5. The stator assembly according to claim 4, wherein the terminal block comprises a limit post, a third clamping post and a fourth clamping post are arranged at one end of the limit post at intervals, the limit groove is formed between the third clamping post and the fourth clamping post, the height of the third clamping post is higher than that of the fourth clamping post, and a second positioning surface for positioning the outgoing line is formed on one side of the third clamping post, which faces the fourth clamping post.

6. The stator assembly of claim 1, wherein the terminal block is provided with three of the mounting locations at intervals, the stator assembly further comprising a third terminal, the first terminal, the second terminal, and the third terminal being mounted in sequence at the three of the mounting locations.

7. The stator assembly of claim 6, wherein the three mounting locations are spaced apart along a first direction, the first terminal further comprises a first bending portion and a second bending portion, one end of the first bending portion is connected to one side of the first bonding wire portion near the second terminal, the other end of the first bending portion is bent toward the second terminal and connected to one end of the second bending portion, the other end of the second bending portion extends along a second direction and is connected to the first tab, and the second direction is perpendicular to the first direction;

the second terminal comprises a second welding wire part, a second mounting part and a second inserting sheet, one end of the second mounting part is connected to one side, far away from the first welding wire part, of the second welding wire part, and the other end of the second mounting part is connected with the second inserting sheet;

the third terminal comprises a third welding wire part, a third installation part and a third inserting sheet, one end of the third installation part is connected to one side, close to the second welding wire part, of the third welding wire part, and the other end of the third installation part is connected with the third inserting sheet.

8. The stator assembly of claim 1, wherein the first terminal further comprises a first mounting portion, two ends of the first mounting portion are respectively connected with the first welding wire portion and the first inserting piece, the mounting position is sequentially provided with a sealing groove, a notch groove and a mounting groove which are communicated along a direction away from the first welding wire portion, the width of the sealing groove and the width of the mounting groove are smaller than those of the notch groove, the sealing groove is in interference fit with the first mounting portion, and the mounting groove is in interference fit with the first inserting piece.

9. The stator assembly according to claim 8, wherein a side of the socket facing the terminal block is provided with a sealing protrusion, and the sealing protrusion and the sealing groove are in sealing engagement.

10. The stator assembly of claim 8 wherein a portion of the first tab structure projects outwardly to form a plurality of spaced apart projections, the plurality of projections being interference fit with the side walls of the mounting slot.

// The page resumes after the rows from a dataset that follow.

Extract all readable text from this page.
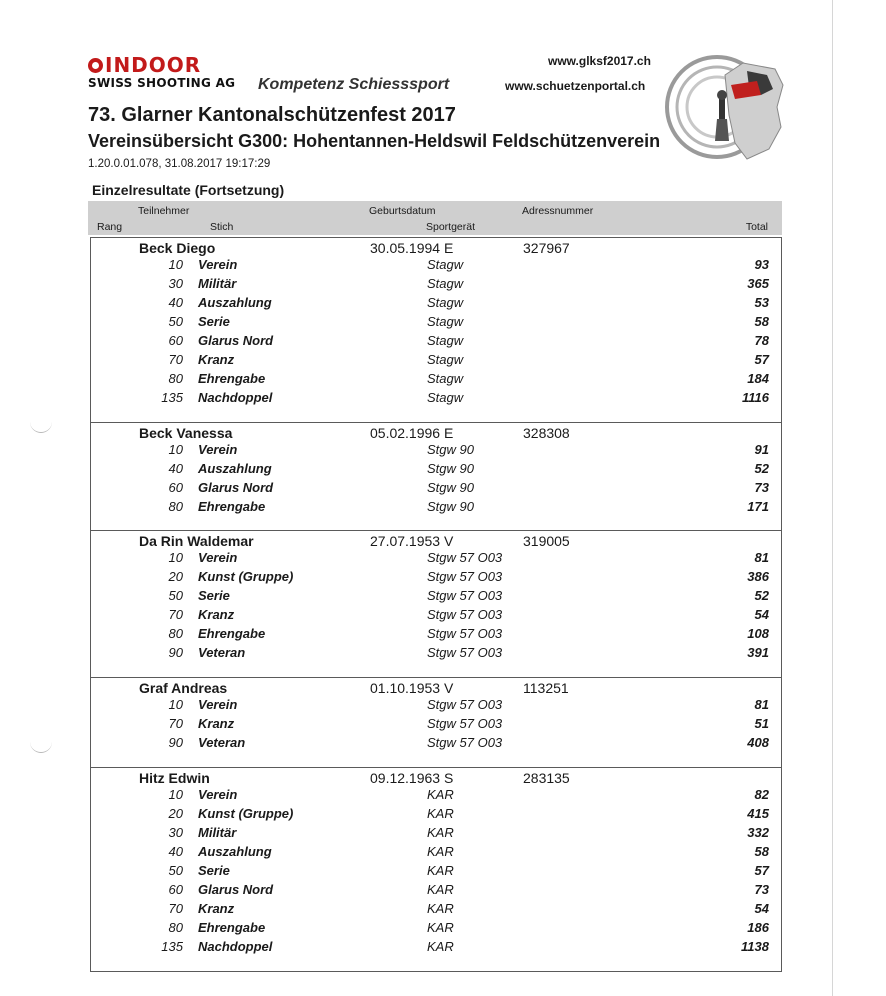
INDOOR
SWISS SHOOTING AG Kompetenz Schiesssport
www.glksf2017.ch
www.schuetzenportal.ch
73. Glarner Kantonalschützenfest 2017
Vereinsübersicht G300: Hohentannen-Heldswil Feldschützenverein
1.20.0.01.078, 31.08.2017 19:17:29
Einzelresultate (Fortsetzung)
Teilnehmer	Geburtsdatum	Adressnummer
Rang	Stich	Sportgerät	Total
Beck Diego	30.05.1994 E	327967
10 Verein	Stagw	93
30 Militär	Stagw	365
40 Auszahlung	Stagw	53
50 Serie	Stagw	58
60 Glarus Nord	Stagw	78
70 Kranz	Stagw	57
80 Ehrengabe	Stagw	184
135 Nachdoppel	Stagw	1116
Beck Vanessa	05.02.1996 E	328308
10 Verein	Stgw 90	91
40 Auszahlung	Stgw 90	52
60 Glarus Nord	Stgw 90	73
80 Ehrengabe	Stgw 90	171
Da Rin Waldemar	27.07.1953 V	319005
10 Verein	Stgw 57 O03	81
20 Kunst (Gruppe)	Stgw 57 O03	386
50 Serie	Stgw 57 O03	52
70 Kranz	Stgw 57 O03	54
80 Ehrengabe	Stgw 57 O03	108
90 Veteran	Stgw 57 O03	391
Graf Andreas	01.10.1953 V	113251
10 Verein	Stgw 57 O03	81
70 Kranz	Stgw 57 O03	51
90 Veteran	Stgw 57 O03	408
Hitz Edwin	09.12.1963 S	283135
10 Verein	KAR	82
20 Kunst (Gruppe)	KAR	415
30 Militär	KAR	332
40 Auszahlung	KAR	58
50 Serie	KAR	57
60 Glarus Nord	KAR	73
70 Kranz	KAR	54
80 Ehrengabe	KAR	186
135 Nachdoppel	KAR	1138
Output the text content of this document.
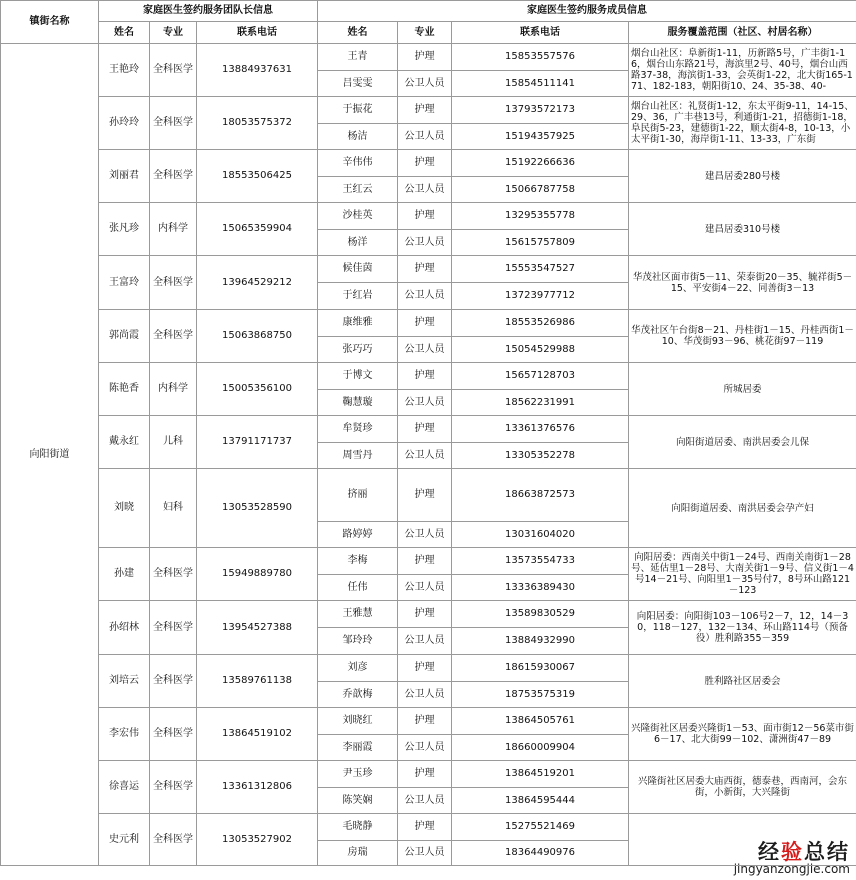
镇街名称	家庭医生签约服务团队长信息			家庭医生签约服务成员信息			
	姓名	专业	联系电话	姓名	专业	联系电话	服务覆盖范围（社区、村居名称）
向阳街道	王艳玲	全科医学	13884937631	王青	护理	15853557576	烟台山社区：阜新街1-11，历新路5号，广丰街1-16，烟台山东路21号，海滨里2号、40号，烟台山西路37-38，海滨街1-33，会英街1-22，北大街165-171、182-183，朝阳街10、24、35-38、40-
				吕雯雯	公卫人员	15854511141	
	孙玲玲	全科医学	18053575372	于振花	护理	13793572173	烟台山社区：礼贤街1-12，东太平街9-11，14-15、29、36，广丰巷13号，利通街1-21，招德街1-18，阜民街5-23，建德街1-22，顺太街4-8，10-13，小太平街1-30，海岸街1-11、13-33，广东街
				杨洁	公卫人员	15194357925	
	刘丽君	全科医学	18553506425	辛伟伟	护理	15192266636	建昌居委280号楼
				王红云	公卫人员	15066787758	
	张凡珍	内科学	15065359904	沙桂英	护理	13295355778	建昌居委310号楼
				杨洋	公卫人员	15615757809	
	王富玲	全科医学	13964529212	候佳茵	护理	15553547527	华茂社区面市街5－11、荣泰街20－35、毓祥街5－15、平安街4－22、同善街3－13
				于红岩	公卫人员	13723977712	
	郭尚霞	全科医学	15063868750	康维雅	护理	18553526986	华茂社区午台街8－21、丹桂街1－15、丹桂西街1－10、华茂街93－96、桃花街97－119
				张巧巧	公卫人员	15054529988	
	陈艳香	内科学	15005356100	于博文	护理	15657128703	所城居委
				鞠慧璇	公卫人员	18562231991	
	戴永红	儿科	13791171737	牟贤珍	护理	13361376576	向阳街道居委、南洪居委会儿保
				周雪丹	公卫人员	13305352278	
	刘晓	妇科	13053528590	挤丽	护理	18663872573	向阳街道居委、南洪居委会孕产妇
				路婷婷	公卫人员	13031604020	
	孙建	全科医学	15949889780	李梅	护理	13573554733	向阳居委：西南关中街1－24号、西南关南街1－28号、延估里1－28号、大南关街1－9号、信义街1－4号14－21号、向阳里1－35号付7，8号环山路121－123
				任伟	公卫人员	13336389430	
	孙绍林	全科医学	13954527388	王雅慧	护理	13589830529	向阳居委：向阳街103－106号2－7，12，14－30，118－127，132－134、环山路114号（预备役）胜利路355－359
				邹玲玲	公卫人员	13884932990	
	刘培云	全科医学	13589761138	刘彦	护理	18615930067	胜利路社区居委会
				乔歆梅	公卫人员	18753575319	
	李宏伟	全科医学	13864519102	刘晓红	护理	13864505761	兴隆街社区居委兴隆街1－53、面市街12－56菜市街6－17、北大街99－102、潇洲街47－89
				李丽霞	公卫人员	18660009904	
	徐喜运	全科医学	13361312806	尹玉珍	护理	13864519201	兴隆街社区居委大庙西街，德泰巷，西南河，会东街，小新街，大兴隆街
				陈笑娴	公卫人员	13864595444	
	史元利	全科医学	13053527902	毛晓静	护理	15275521469	
				房瑞	公卫人员	18364490976		经验总结
jingyanzongjie.com
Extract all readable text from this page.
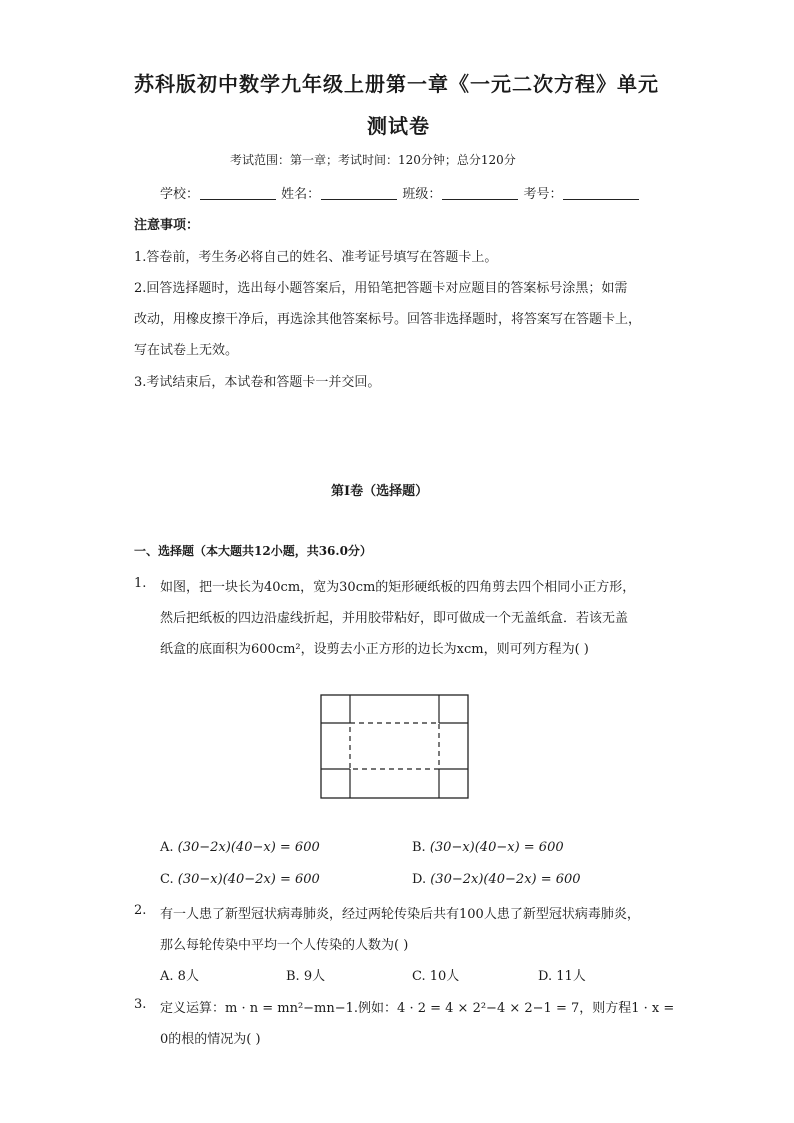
苏科版初中数学九年级上册第一章《一元二次方程》单元
测试卷
考试范围：第一章；考试时间：120分钟；总分120分
学校：	姓名：	班级：	考号：
注意事项：
1.答卷前，考生务必将自己的姓名、准考证号填写在答题卡上。
2.回答选择题时，选出每小题答案后，用铅笔把答题卡对应题目的答案标号涂黑；如需
改动，用橡皮擦干净后，再选涂其他答案标号。回答非选择题时，将答案写在答题卡上，
写在试卷上无效。
3.考试结束后，本试卷和答题卡一并交回。
第Ⅰ卷（选择题）
一、选择题（本大题共12小题，共36.0分）
1. 如图，把一块长为40cm，宽为30cm的矩形硬纸板的四角剪去四个相同小正方形，
然后把纸板的四边沿虚线折起，并用胶带粘好，即可做成一个无盖纸盒．若该无盖
纸盒的底面积为600cm²，设剪去小正方形的边长为xcm，则可列方程为( )
A. (30−2x)(40−x) = 600	B. (30−x)(40−x) = 600
C. (30−x)(40−2x) = 600	D. (30−2x)(40−2x) = 600
2. 有一人患了新型冠状病毒肺炎，经过两轮传染后共有100人患了新型冠状病毒肺炎，
那么每轮传染中平均一个人传染的人数为( )
A. 8人	B. 9人	C. 10人	D. 11人
3. 定义运算：m · n = mn²−mn−1.例如：4 · 2 = 4 × 2²−4 × 2−1 = 7，则方程1 · x =
0的根的情况为( )
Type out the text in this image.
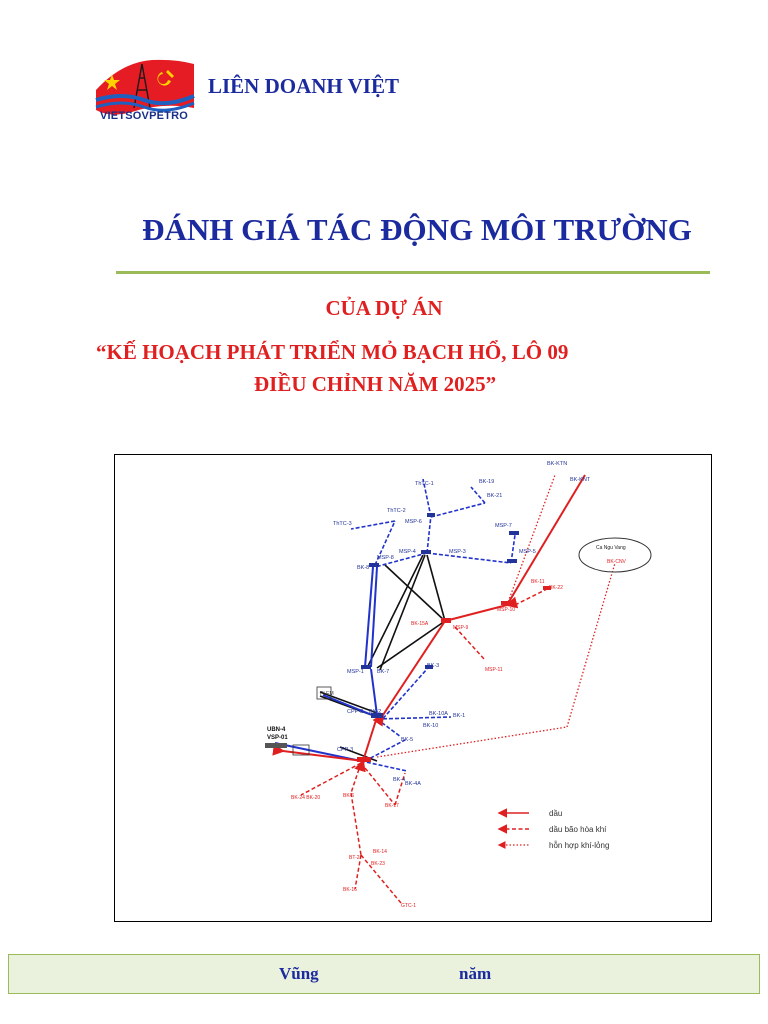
VIETSOVPETRO
LIÊN DOANH VIỆT
ĐÁNH GIÁ TÁC ĐỘNG MÔI TRƯỜNG
CỦA DỰ ÁN
“KẾ HOẠCH PHÁT TRIỂN MỎ BẠCH HỔ, LÔ 09
ĐIỀU CHỈNH NĂM 2025”
Ca Ngu Vang
BK-CNV
BK-KTN
BK-KNT
BK-19
BK-21
ThTC-1
ThTC-2
ThTC-3	MSP-6
MSP-7
MSP-4	MSP-3	MSP-5
MSP-8
BK-8
MSP-10
MSP-9
BK-15A
BK-11
BK-22
MSP-11
MSP-1 BK-7
BK-3
PLEM
CPP-2 BK-2	BK-10A BK-1
BK-10
UBN-4
VSP-01	BK-5
CPP-3
BK-4
BK-4A
BK-24 BK-20	BK-6
BK-17
BK-14
BT-2
BK-23
BK-16
GTC-1
dầu
dầu bão hòa khí
hỗn hợp khí-lỏng
Vũng	năm
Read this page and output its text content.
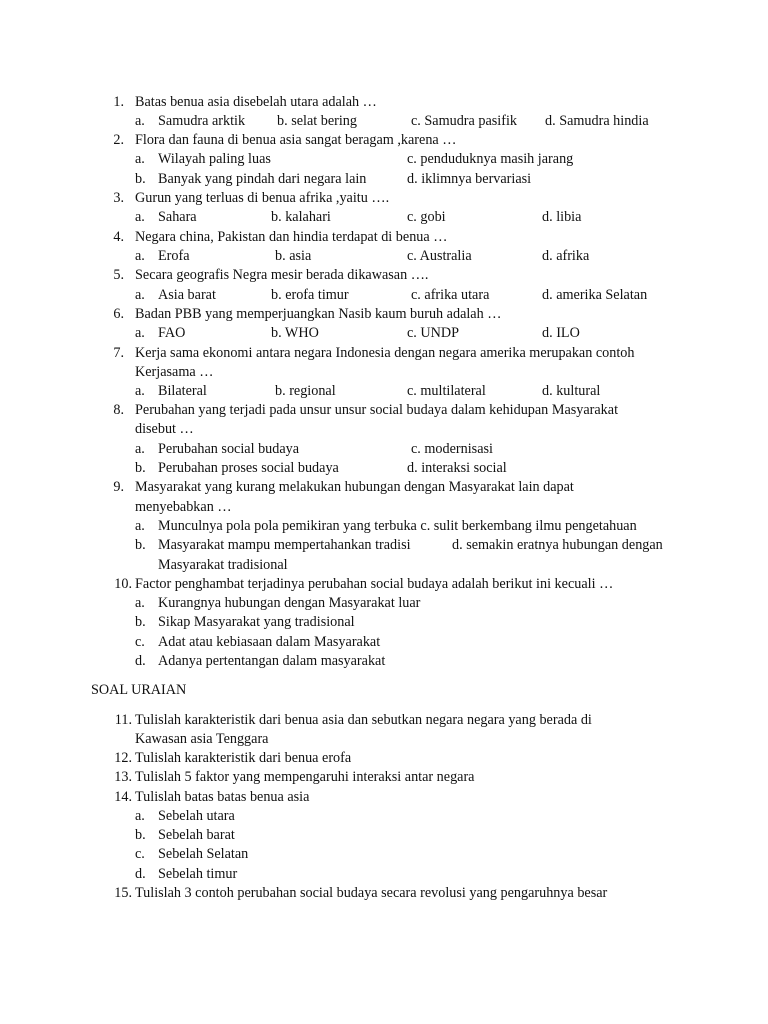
1. Batas benua asia disebelah utara adalah …
a. Samudra arktik b. selat bering	c. Samudra pasifik d. Samudra hindia
2. Flora dan fauna di benua asia sangat beragam ,karena …
a. Wilayah paling luas	c. penduduknya masih jarang
b. Banyak yang pindah dari negara lain	d. iklimnya bervariasi
3. Gurun yang terluas di benua afrika ,yaitu ….
a. Sahara	b. kalahari	c. gobi	d. libia
4. Negara china, Pakistan dan hindia terdapat di benua …
a. Erofa	b. asia	c. Australia	d. afrika
5. Secara geografis Negra mesir berada dikawasan ….
a. Asia barat	b. erofa timur	c. afrika utara	d. amerika Selatan
6. Badan PBB yang memperjuangkan Nasib kaum buruh adalah …
a. FAO	b. WHO	c. UNDP	d. ILO
7. Kerja sama ekonomi antara negara Indonesia dengan negara amerika merupakan contoh
Kerjasama …
a. Bilateral	b. regional	c. multilateral	d. kultural
8. Perubahan yang terjadi pada unsur unsur social budaya dalam kehidupan Masyarakat
disebut …
a. Perubahan social budaya	c. modernisasi
b. Perubahan proses social budaya	d. interaksi social
9. Masyarakat yang kurang melakukan hubungan dengan Masyarakat lain dapat
menyebabkan …
a. Munculnya pola pola pemikiran yang terbuka c. sulit berkembang ilmu pengetahuan
b. Masyarakat mampu mempertahankan tradisi	d. semakin eratnya hubungan dengan
Masyarakat tradisional
10. Factor penghambat terjadinya perubahan social budaya adalah berikut ini kecuali …
a. Kurangnya hubungan dengan Masyarakat luar
b. Sikap Masyarakat yang tradisional
c. Adat atau kebiasaan dalam Masyarakat
d. Adanya pertentangan dalam masyarakat
SOAL URAIAN
11. Tulislah karakteristik dari benua asia dan sebutkan negara negara yang berada di
Kawasan asia Tenggara
12. Tulislah karakteristik dari benua erofa
13. Tulislah 5 faktor yang mempengaruhi interaksi antar negara
14. Tulislah batas batas benua asia
a. Sebelah utara
b. Sebelah barat
c. Sebelah Selatan
d. Sebelah timur
15. Tulislah 3 contoh perubahan social budaya secara revolusi yang pengaruhnya besar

11. The stator assembly of claim 1, further comprising a protective housing connected to the terminal block and covering the first wire bond portion and the lead-out wire.

12. The stator assembly of claim 1, wherein the terminal block is provided with one of a locating post or a locating hole, and the socket is provided with the other of the locating post or the locating hole, the locating post and the locating hole being in locating engagement.

13. An electric machine comprising a stator assembly as claimed in any one of claims 1 to 12.

14. A washing apparatus comprising a motor as claimed in claim 13.